La necesidad de codificar lo incodificable, compartida por investigadores, críticos y docentes, propició el éxito inicial de esta herramienta seudocientífica (hoy tan desprestigiada) cuyo uso aún persiste a causa de la pereza de quienes, para clasificar autores, lejos de estudiar su obra, les basta con echarle una ojeada al carnet de identidad. Autoafirmación gregaria de unos y pereza académica de otros. Poca leña para este fuego que ya era rescoldo y que a poco hubiera dado en extinguirse, de no ser por la irrupción del mercado y sus leyes, nuevo factor sociológico que ha revitalizado el concepto de generación, justamente por su simpleza, pues con él se puede ordenar la mercadería y rentabilizar las campañas publicitarias, más eficaces si venden colectivos. Práctica peligrosa que puede dejar fuera a quienes no se dejen clasificar, mientras ensalza a los más homologables. Con el agravante de que la generación ya no será una consecuencia, sino un fin, y así los autores tenderán al mimetismo para poder ofrecerse como paquete, al tiempo que los investigadores, críticos y académicos se irían convirtiendo en agentes publicitarios del fenómeno comercial.
(Como habréis podido comprobar, este es un artículo de seudociencia-ficción, y como tal, es bueno que deje entrever en lontananza un horizonte de terror al que no se debe llegar, y al que sin duda no se llegará).
Iniciaba estas líneas aludiendo a la proliferación de generaciones o de grupos opuestos (mejor llamar a las cosas por su nombre), y si por un momento llegué a pensar que las comunicaciones acabarían por universalizar, diluyendo el componente nacionalista que es intrínseco al concepto de generación (el de la edad difícilmente puede diluirse), enseguida caí en la cuenta de que estamos asistiendo a la aparición de un nuevo concepto de localización, y así, en un futuro, serán los autores residentes en una página web los que se autoafirmarán ante los de otra creada quince minutos antes o después.

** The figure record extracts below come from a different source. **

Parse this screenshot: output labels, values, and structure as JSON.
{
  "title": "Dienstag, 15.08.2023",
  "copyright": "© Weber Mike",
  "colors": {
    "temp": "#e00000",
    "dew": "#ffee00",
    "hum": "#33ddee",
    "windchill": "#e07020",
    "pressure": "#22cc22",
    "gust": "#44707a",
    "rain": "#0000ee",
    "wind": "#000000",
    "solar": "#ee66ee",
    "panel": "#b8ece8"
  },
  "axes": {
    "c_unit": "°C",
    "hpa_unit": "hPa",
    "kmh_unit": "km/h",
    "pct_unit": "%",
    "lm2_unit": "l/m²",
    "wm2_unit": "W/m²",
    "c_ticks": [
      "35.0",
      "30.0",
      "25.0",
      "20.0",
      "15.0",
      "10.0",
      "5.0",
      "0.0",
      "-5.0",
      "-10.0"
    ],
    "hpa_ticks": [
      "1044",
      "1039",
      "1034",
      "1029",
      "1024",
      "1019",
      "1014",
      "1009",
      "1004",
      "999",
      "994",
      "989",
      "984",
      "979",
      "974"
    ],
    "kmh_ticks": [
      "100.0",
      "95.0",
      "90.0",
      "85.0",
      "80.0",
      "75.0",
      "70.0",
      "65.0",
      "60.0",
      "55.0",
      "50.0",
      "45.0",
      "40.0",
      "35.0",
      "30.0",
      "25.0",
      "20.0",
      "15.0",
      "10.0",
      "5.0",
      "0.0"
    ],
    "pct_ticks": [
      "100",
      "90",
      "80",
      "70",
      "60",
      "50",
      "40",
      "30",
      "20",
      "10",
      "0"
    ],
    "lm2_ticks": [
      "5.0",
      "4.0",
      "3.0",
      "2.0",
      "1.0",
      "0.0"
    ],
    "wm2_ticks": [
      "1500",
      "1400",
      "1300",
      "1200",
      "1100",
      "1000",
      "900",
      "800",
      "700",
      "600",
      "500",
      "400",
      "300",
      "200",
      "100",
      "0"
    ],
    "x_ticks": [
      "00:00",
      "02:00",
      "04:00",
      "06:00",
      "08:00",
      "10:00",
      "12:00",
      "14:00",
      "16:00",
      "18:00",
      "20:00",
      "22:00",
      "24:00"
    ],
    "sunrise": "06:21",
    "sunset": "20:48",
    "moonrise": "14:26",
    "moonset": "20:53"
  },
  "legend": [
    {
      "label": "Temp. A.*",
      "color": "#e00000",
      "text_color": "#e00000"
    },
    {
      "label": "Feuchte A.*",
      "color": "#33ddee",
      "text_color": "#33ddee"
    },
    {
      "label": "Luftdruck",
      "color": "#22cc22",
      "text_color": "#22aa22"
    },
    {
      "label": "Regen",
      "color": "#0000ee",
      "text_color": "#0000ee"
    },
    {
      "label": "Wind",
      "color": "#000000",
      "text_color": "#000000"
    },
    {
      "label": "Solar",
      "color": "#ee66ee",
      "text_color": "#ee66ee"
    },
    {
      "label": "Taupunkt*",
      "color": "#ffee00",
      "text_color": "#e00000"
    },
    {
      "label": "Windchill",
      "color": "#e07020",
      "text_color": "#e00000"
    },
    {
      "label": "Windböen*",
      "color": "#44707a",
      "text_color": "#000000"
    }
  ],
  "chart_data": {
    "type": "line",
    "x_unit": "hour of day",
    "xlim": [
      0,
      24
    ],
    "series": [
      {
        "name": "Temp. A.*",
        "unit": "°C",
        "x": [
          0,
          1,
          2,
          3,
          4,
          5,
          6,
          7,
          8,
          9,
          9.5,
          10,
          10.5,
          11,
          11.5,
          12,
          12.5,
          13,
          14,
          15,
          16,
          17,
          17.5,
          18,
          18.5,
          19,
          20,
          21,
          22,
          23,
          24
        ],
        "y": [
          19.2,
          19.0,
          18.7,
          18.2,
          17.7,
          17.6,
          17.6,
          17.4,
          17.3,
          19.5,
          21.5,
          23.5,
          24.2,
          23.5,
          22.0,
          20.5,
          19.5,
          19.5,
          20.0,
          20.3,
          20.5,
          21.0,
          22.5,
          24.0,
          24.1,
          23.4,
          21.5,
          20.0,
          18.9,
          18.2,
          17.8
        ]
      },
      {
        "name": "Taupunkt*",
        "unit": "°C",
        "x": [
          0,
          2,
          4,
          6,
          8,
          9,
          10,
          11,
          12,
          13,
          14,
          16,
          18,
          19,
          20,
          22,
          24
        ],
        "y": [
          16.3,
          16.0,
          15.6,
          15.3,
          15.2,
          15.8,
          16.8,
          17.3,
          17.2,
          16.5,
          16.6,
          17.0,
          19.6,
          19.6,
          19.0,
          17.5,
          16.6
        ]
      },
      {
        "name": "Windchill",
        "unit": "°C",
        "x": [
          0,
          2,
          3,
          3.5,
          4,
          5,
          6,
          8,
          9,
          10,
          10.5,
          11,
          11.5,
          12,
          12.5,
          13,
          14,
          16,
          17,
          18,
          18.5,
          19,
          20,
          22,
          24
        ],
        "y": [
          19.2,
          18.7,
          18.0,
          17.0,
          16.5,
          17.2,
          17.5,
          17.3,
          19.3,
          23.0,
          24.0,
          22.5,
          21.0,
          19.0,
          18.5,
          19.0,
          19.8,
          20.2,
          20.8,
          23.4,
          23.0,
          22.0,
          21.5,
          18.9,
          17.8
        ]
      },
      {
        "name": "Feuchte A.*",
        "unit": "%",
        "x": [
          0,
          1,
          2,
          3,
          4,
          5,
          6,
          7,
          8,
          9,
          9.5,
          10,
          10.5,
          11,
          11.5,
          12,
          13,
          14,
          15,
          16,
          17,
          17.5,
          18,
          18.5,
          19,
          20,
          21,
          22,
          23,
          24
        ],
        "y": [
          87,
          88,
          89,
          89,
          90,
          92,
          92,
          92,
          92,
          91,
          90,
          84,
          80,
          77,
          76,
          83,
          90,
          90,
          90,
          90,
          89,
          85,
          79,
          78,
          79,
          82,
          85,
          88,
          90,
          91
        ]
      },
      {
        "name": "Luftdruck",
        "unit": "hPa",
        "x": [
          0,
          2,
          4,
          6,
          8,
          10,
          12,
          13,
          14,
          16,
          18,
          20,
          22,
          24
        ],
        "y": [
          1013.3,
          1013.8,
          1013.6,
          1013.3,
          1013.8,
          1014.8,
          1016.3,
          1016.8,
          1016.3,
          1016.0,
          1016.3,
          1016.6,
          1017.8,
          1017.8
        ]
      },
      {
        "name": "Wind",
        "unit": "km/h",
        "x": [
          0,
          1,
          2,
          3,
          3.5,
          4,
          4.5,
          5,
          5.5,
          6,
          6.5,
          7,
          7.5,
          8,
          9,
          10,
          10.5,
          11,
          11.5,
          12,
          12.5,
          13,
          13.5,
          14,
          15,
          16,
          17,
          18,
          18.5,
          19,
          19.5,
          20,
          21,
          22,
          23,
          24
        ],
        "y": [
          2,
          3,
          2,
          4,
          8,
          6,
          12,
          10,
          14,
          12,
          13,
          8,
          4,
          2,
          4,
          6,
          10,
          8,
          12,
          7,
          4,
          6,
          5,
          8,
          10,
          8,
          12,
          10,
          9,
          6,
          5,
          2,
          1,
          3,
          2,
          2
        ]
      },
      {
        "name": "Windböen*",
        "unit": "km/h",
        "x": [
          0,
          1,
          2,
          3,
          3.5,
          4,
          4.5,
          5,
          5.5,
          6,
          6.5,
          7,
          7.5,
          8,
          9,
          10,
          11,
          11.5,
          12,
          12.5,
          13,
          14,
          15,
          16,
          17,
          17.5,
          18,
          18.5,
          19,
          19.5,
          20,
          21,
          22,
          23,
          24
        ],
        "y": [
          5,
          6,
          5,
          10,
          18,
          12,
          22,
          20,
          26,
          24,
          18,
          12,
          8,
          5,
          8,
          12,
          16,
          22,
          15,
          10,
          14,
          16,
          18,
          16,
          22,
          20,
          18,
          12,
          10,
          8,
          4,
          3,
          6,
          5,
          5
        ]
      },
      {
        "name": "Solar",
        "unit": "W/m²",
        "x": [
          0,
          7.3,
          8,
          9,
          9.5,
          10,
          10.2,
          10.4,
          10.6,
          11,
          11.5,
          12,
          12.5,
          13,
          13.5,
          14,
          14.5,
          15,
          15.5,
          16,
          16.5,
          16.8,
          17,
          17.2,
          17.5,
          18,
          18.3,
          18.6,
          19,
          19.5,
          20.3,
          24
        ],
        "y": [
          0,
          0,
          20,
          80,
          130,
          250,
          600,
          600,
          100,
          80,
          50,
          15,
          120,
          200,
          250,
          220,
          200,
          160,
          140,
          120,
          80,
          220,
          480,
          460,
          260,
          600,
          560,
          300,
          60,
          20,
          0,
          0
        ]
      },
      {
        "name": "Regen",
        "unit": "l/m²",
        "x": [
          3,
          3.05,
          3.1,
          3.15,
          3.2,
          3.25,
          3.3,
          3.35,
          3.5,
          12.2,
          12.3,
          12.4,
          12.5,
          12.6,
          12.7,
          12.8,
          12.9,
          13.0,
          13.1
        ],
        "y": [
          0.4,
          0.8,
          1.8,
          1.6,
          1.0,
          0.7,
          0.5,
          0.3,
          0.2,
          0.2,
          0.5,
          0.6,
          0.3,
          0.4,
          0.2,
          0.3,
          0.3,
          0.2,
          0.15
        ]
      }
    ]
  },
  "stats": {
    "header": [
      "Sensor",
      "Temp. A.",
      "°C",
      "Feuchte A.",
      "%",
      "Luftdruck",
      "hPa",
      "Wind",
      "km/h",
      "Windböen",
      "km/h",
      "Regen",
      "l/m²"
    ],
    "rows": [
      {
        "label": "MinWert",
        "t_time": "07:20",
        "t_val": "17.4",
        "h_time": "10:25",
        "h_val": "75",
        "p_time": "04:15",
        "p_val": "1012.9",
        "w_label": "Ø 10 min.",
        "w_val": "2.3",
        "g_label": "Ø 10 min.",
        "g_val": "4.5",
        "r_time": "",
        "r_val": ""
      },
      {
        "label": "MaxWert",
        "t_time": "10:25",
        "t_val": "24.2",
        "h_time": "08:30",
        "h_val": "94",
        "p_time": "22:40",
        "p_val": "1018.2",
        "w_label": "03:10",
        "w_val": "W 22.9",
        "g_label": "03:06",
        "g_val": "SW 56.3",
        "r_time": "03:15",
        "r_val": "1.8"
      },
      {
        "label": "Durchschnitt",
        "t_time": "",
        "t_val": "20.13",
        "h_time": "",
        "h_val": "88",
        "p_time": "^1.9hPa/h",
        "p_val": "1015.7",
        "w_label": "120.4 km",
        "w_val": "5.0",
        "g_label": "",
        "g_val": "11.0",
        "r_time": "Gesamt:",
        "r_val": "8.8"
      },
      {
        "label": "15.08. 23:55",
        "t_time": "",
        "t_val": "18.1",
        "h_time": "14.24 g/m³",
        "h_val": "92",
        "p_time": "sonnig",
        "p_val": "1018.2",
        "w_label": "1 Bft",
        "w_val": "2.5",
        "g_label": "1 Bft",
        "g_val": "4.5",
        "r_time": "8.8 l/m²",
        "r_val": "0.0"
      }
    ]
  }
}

La necesidad de hacerse oír que alienta el trabajo creativo, lleva aparejada a veces la confusión de existir con los demás o existir contra los demás, tratando así de arroparse con unos para excluir a otros, cuando la clave está en existir para qué; pregunta de cuya respuesta enseguida se derivarían datos más que suficientes (elección de contenidos, estilo con el que los expresa, en definitiva: visión del mundo) para establecer una nueva metodología que se rija no por los hechos que vivió, por lo estímulos que recibió, sino por cómo respondió a esos estímulos. Lo demás es desear o propiciar la clonación.
De momento, y mientras esa pesadilla no se haga realidad, seamos un pelín serios y no homologuemos bañistas, mariposas y calamares por haber coincidido en una misma playa una tarde de abril. La creación es la respuesta del individuo al colectivo, mientras que la clasificación (no digamos ya el anhelo de ser clasificado), el encuadramiento, no es sino una sutil mordaza que vela y domeña el carácter subversivo de la obra de arte. De ahí el cuidado que debemos exigirnos para que el estudio de la obra, o los mecanismos comerciales que nos la acercan, no acaben destruyendo lo que la obra significa. Salvo que sea eso lo que se pretende.